Term boy was delivered with birth weight of 1.8 kg. Bedside 2D echocardiography done for an incidental murmur showed truncus arteriosus (TA) type II with interrupted aortic arch (IAA) type B and a large patent ductus arteriosus (PDA) and hence, was started on intravenous prostaglandin. He had multiple other co-morbidities such as congenital pneumonia, anorectal malformations, and glanular hypospadias. FISH test was negative for DiGeorge syndrome.
In view of low birth weight and multiple co-morbidities, staged repair was planned and bilateral PA banding was done at 11 days of life. A 3-mm polytetrafluorethylene (PTFE) tube was used to create a band and placed on both PAs. The systemic partial pressure of oxygen after PA banding was 44 mm of mercury with FiO2 of 21%. The patient had good post-operative recovery and was sent to the primary hospital on the fourth post-operative day. Figure 1 demonstrates the computerized tomography (CT) scan of the pulmonary artery after PA banding.
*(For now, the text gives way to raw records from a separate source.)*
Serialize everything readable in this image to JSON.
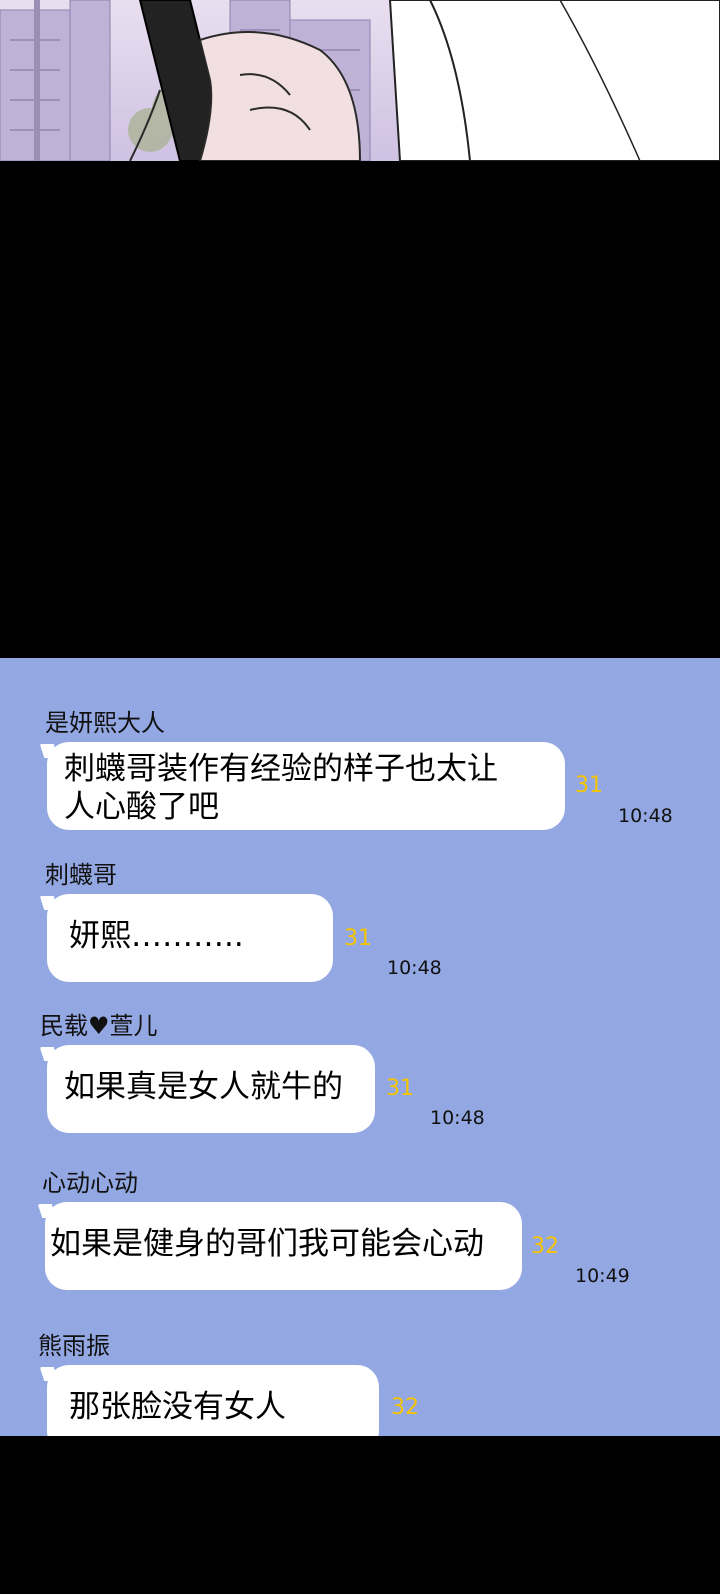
{
  "messages": [
    {
      "sender": "是妍熙大人",
      "text": "刺蠛哥装作有经验的样子也太让人心酸了吧",
      "count": "31",
      "time": "10:48"
    },
    {
      "sender": "刺蠛哥",
      "text": "妍熙………..",
      "count": "31",
      "time": "10:48"
    },
    {
      "sender": "民载♥萱儿",
      "text": "如果真是女人就牛的",
      "count": "31",
      "time": "10:48"
    },
    {
      "sender": "心动心动",
      "text": "如果是健身的哥们我可能会心动",
      "count": "32",
      "time": "10:49"
    },
    {
      "sender": "熊雨振",
      "text": "那张脸没有女人",
      "count": "32",
      "time": ""
    }
  ]
}
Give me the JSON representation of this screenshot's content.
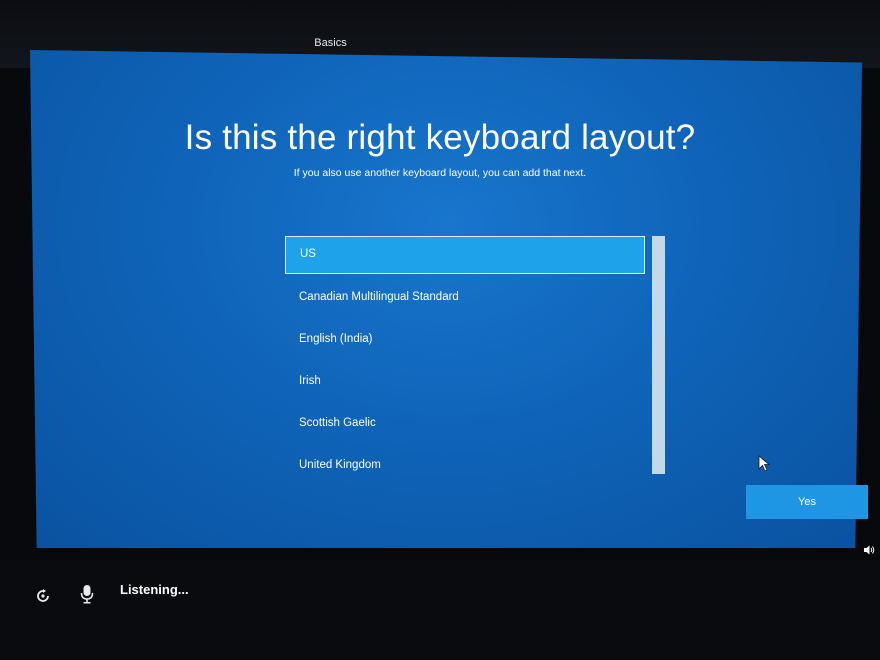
{
  "header": {
    "tab_label": "Basics"
  },
  "main": {
    "title": "Is this the right keyboard layout?",
    "subtitle": "If you also use another keyboard layout, you can add that next.",
    "layouts": [
      "US",
      "Canadian Multilingual Standard",
      "English (India)",
      "Irish",
      "Scottish Gaelic",
      "United Kingdom"
    ],
    "selected_layout": "US",
    "yes_label": "Yes"
  },
  "footer": {
    "status": "Listening..."
  },
  "icons": {
    "ease_of_access": "ease-of-access-icon",
    "microphone": "microphone-icon",
    "volume": "volume-icon",
    "cursor": "mouse-cursor"
  },
  "colors": {
    "background": "#0f64b9",
    "selected_item": "#1ea2ea",
    "button": "#1f96e3"
  }
}
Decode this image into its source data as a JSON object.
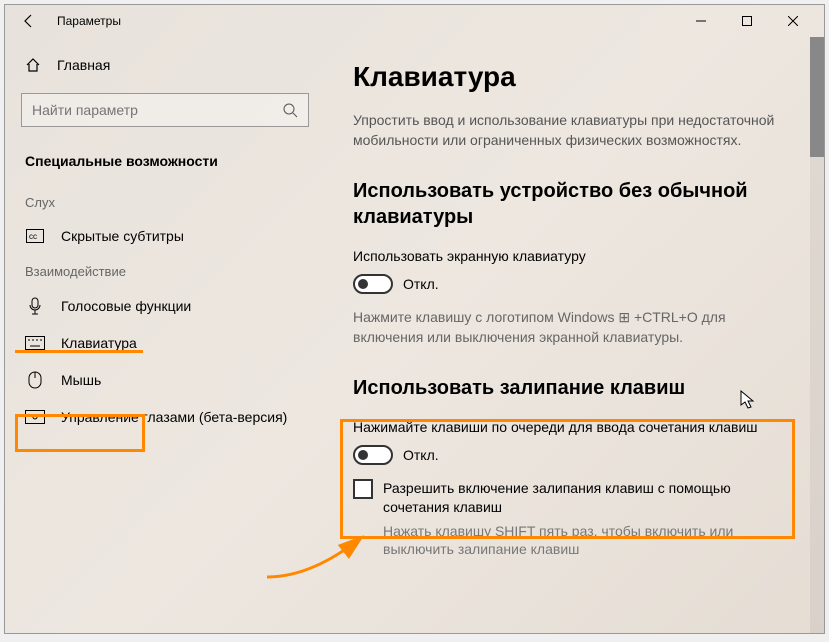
{
  "window": {
    "title": "Параметры"
  },
  "sidebar": {
    "home": "Главная",
    "search_placeholder": "Найти параметр",
    "category": "Специальные возможности",
    "group_hearing": "Слух",
    "group_interaction": "Взаимодействие",
    "items": {
      "subtitles": "Скрытые субтитры",
      "voice": "Голосовые функции",
      "keyboard": "Клавиатура",
      "mouse": "Мышь",
      "eye": "Управление глазами (бета-версия)"
    }
  },
  "main": {
    "h1": "Клавиатура",
    "desc": "Упростить ввод и использование клавиатуры при недостаточной мобильности или ограниченных физических возможностях.",
    "s1_h": "Использовать устройство без обычной клавиатуры",
    "s1_label": "Использовать экранную клавиатуру",
    "toggle_off": "Откл.",
    "s1_help": "Нажмите клавишу с логотипом Windows ⊞  +CTRL+O для включения или выключения экранной клавиатуры.",
    "s2_h": "Использовать залипание клавиш",
    "s2_label": "Нажимайте клавиши по очереди для ввода сочетания клавиш",
    "s2_chk": "Разрешить включение залипания клавиш с помощью сочетания клавиш",
    "s2_help": "Нажать клавишу SHIFT пять раз, чтобы включить или выключить залипание клавиш"
  }
}
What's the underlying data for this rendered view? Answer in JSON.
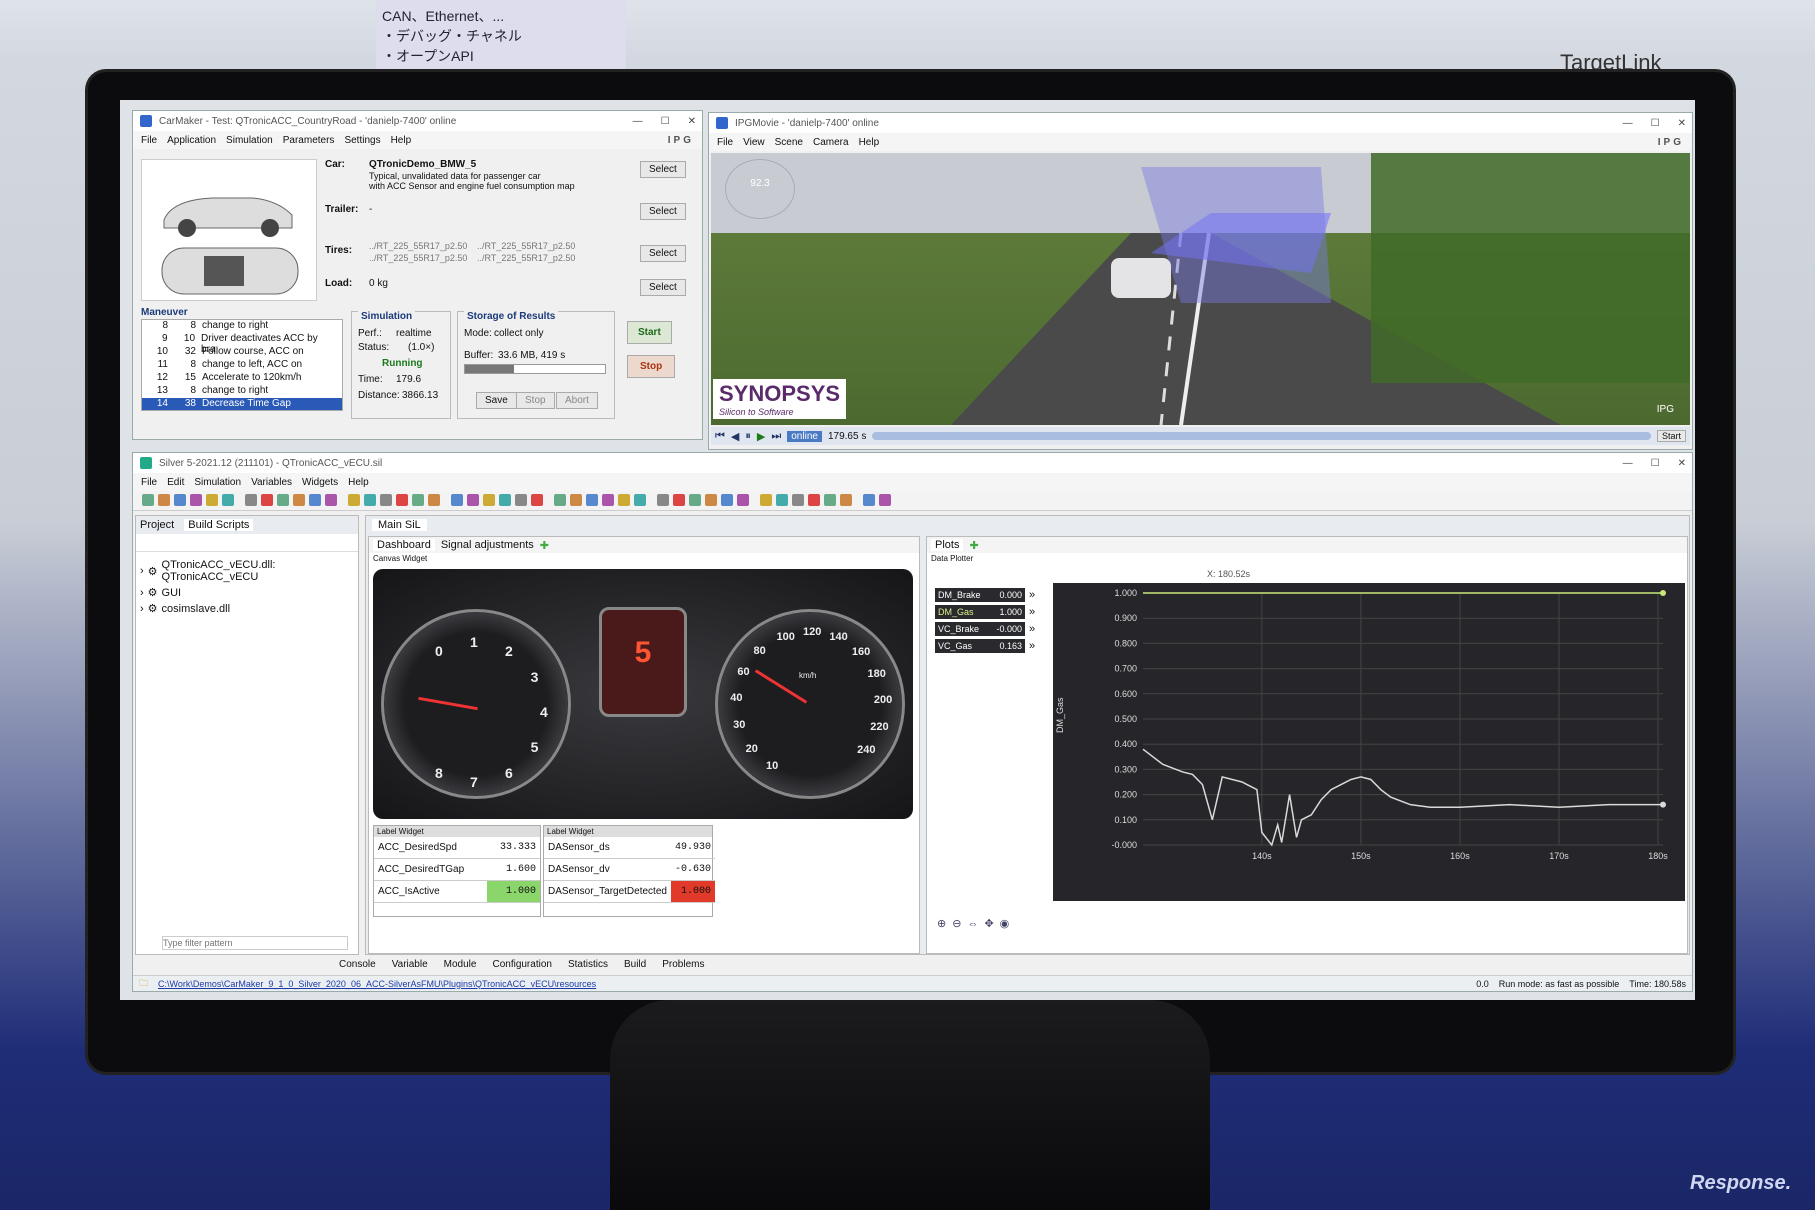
{
  "backdrop": {
    "banner_left": "CAN、Ethernet、...\n・デバッグ・チャネル\n・オープンAPI",
    "watermark": "Response.",
    "brand_label": "TargetLink"
  },
  "carmaker": {
    "title": "CarMaker - Test: QTronicACC_CountryRoad - 'danielp-7400' online",
    "menu": [
      "File",
      "Application",
      "Simulation",
      "Parameters",
      "Settings",
      "Help"
    ],
    "brand": "IPG",
    "car_label": "Car:",
    "car_name": "QTronicDemo_BMW_5",
    "car_desc1": "Typical, unvalidated data for passenger car",
    "car_desc2": "with ACC Sensor and engine fuel consumption map",
    "trailer_label": "Trailer:",
    "trailer_value": "-",
    "tires_label": "Tires:",
    "tires": [
      "../RT_225_55R17_p2.50",
      "../RT_225_55R17_p2.50",
      "../RT_225_55R17_p2.50",
      "../RT_225_55R17_p2.50"
    ],
    "load_label": "Load:",
    "load_value": "0 kg",
    "select_label": "Select",
    "maneuver_title": "Maneuver",
    "maneuvers": [
      {
        "n": "8",
        "t": "8",
        "desc": "change to right"
      },
      {
        "n": "9",
        "t": "10",
        "desc": "Driver deactivates ACC by bra"
      },
      {
        "n": "10",
        "t": "32",
        "desc": "Follow course, ACC on"
      },
      {
        "n": "11",
        "t": "8",
        "desc": "change to left, ACC on"
      },
      {
        "n": "12",
        "t": "15",
        "desc": "Accelerate to 120km/h"
      },
      {
        "n": "13",
        "t": "8",
        "desc": "change to right"
      },
      {
        "n": "14",
        "t": "38",
        "desc": "Decrease Time Gap"
      }
    ],
    "sim_title": "Simulation",
    "perf_label": "Perf.:",
    "perf_value": "realtime",
    "status_label": "Status:",
    "status_value": "(1.0×)",
    "running": "Running",
    "time_label": "Time:",
    "time_value": "179.6",
    "distance_label": "Distance:",
    "distance_value": "3866.13",
    "storage_title": "Storage of Results",
    "mode_label": "Mode:",
    "mode_value": "collect only",
    "buffer_label": "Buffer:",
    "buffer_value": "33.6 MB, 419 s",
    "buffer_fill": 0.35,
    "save": "Save",
    "stop_small": "Stop",
    "abort": "Abort",
    "start": "Start",
    "stop": "Stop"
  },
  "ipgmovie": {
    "title": "IPGMovie - 'danielp-7400' online",
    "menu": [
      "File",
      "View",
      "Scene",
      "Camera",
      "Help"
    ],
    "brand": "IPG",
    "logo": "SYNOPSYS",
    "logo_sub": "Silicon to Software",
    "online": "online",
    "time": "179.65 s",
    "start": "Start",
    "overlay_speed": "92.3",
    "ipg_small": "IPG"
  },
  "silver": {
    "title": "Silver 5-2021.12 (211101) - QTronicACC_vECU.sil",
    "menu": [
      "File",
      "Edit",
      "Simulation",
      "Variables",
      "Widgets",
      "Help"
    ],
    "tabs_left": [
      "Project",
      "Build Scripts"
    ],
    "tree": [
      "QTronicACC_vECU.dll: QTronicACC_vECU",
      "GUI",
      "cosimslave.dll"
    ],
    "filter_placeholder": "Type filter pattern",
    "main_tab": "Main SiL",
    "dash_tabs": [
      "Dashboard",
      "Signal adjustments"
    ],
    "canvas_title": "Canvas Widget",
    "gear": "5",
    "rpm_ticks": [
      "0",
      "1",
      "2",
      "3",
      "4",
      "5",
      "6",
      "7",
      "8"
    ],
    "speed_ticks": [
      "10",
      "20",
      "30",
      "40",
      "60",
      "80",
      "100",
      "120",
      "140",
      "160",
      "180",
      "200",
      "220",
      "240"
    ],
    "speed_unit": "km/h",
    "label_widget": "Label Widget",
    "labels_left": [
      {
        "name": "ACC_DesiredSpd",
        "value": "33.333"
      },
      {
        "name": "ACC_DesiredTGap",
        "value": "1.600"
      },
      {
        "name": "ACC_IsActive",
        "value": "1.000"
      }
    ],
    "labels_right": [
      {
        "name": "DASensor_ds",
        "value": "49.930"
      },
      {
        "name": "DASensor_dv",
        "value": "-0.630"
      },
      {
        "name": "DASensor_TargetDetected",
        "value": "1.000"
      }
    ],
    "plots_tab": "Plots",
    "plotter_title": "Data Plotter",
    "cursor": "X: 180.52s",
    "vars": [
      {
        "name": "DM_Brake",
        "value": "0.000"
      },
      {
        "name": "DM_Gas",
        "value": "1.000"
      },
      {
        "name": "VC_Brake",
        "value": "-0.000"
      },
      {
        "name": "VC_Gas",
        "value": "0.163"
      }
    ],
    "bottom_tabs": [
      "Console",
      "Variable",
      "Module",
      "Configuration",
      "Statistics",
      "Build",
      "Problems"
    ],
    "path": "C:\\Work\\Demos\\CarMaker_9_1_0_Silver_2020_06_ACC-SilverAsFMU\\Plugins\\QTronicACC_vECU\\resources",
    "status_value": "0.0",
    "run_mode": "Run mode: as fast as possible",
    "time_status": "Time: 180.58s"
  },
  "chart_data": {
    "type": "line",
    "ylabel": "DM_Gas",
    "xlabel": "",
    "ylim": [
      -0.0,
      1.0
    ],
    "yticks": [
      "1.000",
      "0.900",
      "0.800",
      "0.700",
      "0.600",
      "0.500",
      "0.400",
      "0.300",
      "0.200",
      "0.100",
      "-0.000"
    ],
    "xticks": [
      "140s",
      "150s",
      "160s",
      "170s",
      "180s"
    ],
    "xlim": [
      128,
      180.5
    ],
    "series": [
      {
        "name": "DM_Gas",
        "color": "#c9e87a",
        "x": [
          128,
          180.5
        ],
        "y": [
          1.0,
          1.0
        ]
      },
      {
        "name": "VC_Gas",
        "color": "#d9d9d9",
        "x": [
          128,
          130,
          132,
          133,
          134,
          135,
          136,
          138,
          138.5,
          139.5,
          140,
          141,
          141.6,
          142,
          142.8,
          143.5,
          144,
          145,
          146,
          147,
          148,
          149,
          150,
          151,
          152,
          153,
          155,
          157,
          160,
          165,
          170,
          175,
          180.5
        ],
        "y": [
          0.38,
          0.32,
          0.29,
          0.28,
          0.24,
          0.1,
          0.27,
          0.25,
          0.24,
          0.22,
          0.05,
          0.0,
          0.08,
          0.01,
          0.2,
          0.03,
          0.1,
          0.12,
          0.18,
          0.22,
          0.24,
          0.26,
          0.27,
          0.26,
          0.22,
          0.19,
          0.16,
          0.15,
          0.15,
          0.16,
          0.15,
          0.16,
          0.16
        ]
      }
    ]
  }
}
However, the corrective surgery was delayed due to multiple episodes of Klebsiella pneumoniae bacteremia. Immunodeficiency study done revealed deficiency in T cell line. The PDA was kept patent by intravenous prostin at 5 ng/kg/min. Following optimization, with a weight of 7 kg, the baby was rendered suitable for definitive surgery after 13 months of PA banding and underwent truncus repair with IAA repair. Cardiopulmonary bypass (CPB) was established using bi-arterial (aortic and PDA) and bicaval cannulation and left heart venting via right superior pulmonary vein. PDA was ligated, and branch PAs were debanded and checked for distensibility. We occluded the branch PAs distal to the debanded site with neurosurgical clips. Ventilation was resumed while partially coming off CPB to allow the heart to pump against the distally clipped branched pulmonary arteries and allowed them to distend. The branch PAs distended completely without narrowing. CPB was resumed and pulmonary button was harvested. The arch was reconstructed using autologous pericardium under antegrade cerebral perfusion. Right ventricle to PA continuity was established using a 12-mm Contegra graft. Termination of CPB was eventful. The chest was closed after 24 h. The patient developed chylothorax, which responded to conservative management and was discharged on the seventh POD. The echocardiography done at the 4th post-operative day showed the gradient across the right PA to be 15 mmHg and through left PA as 20 mmHg. On 1 year follow-up, the child was noted to be doing well. The follow-up CT scan showed good branch PAs with no residual stenosis (Fig. 2).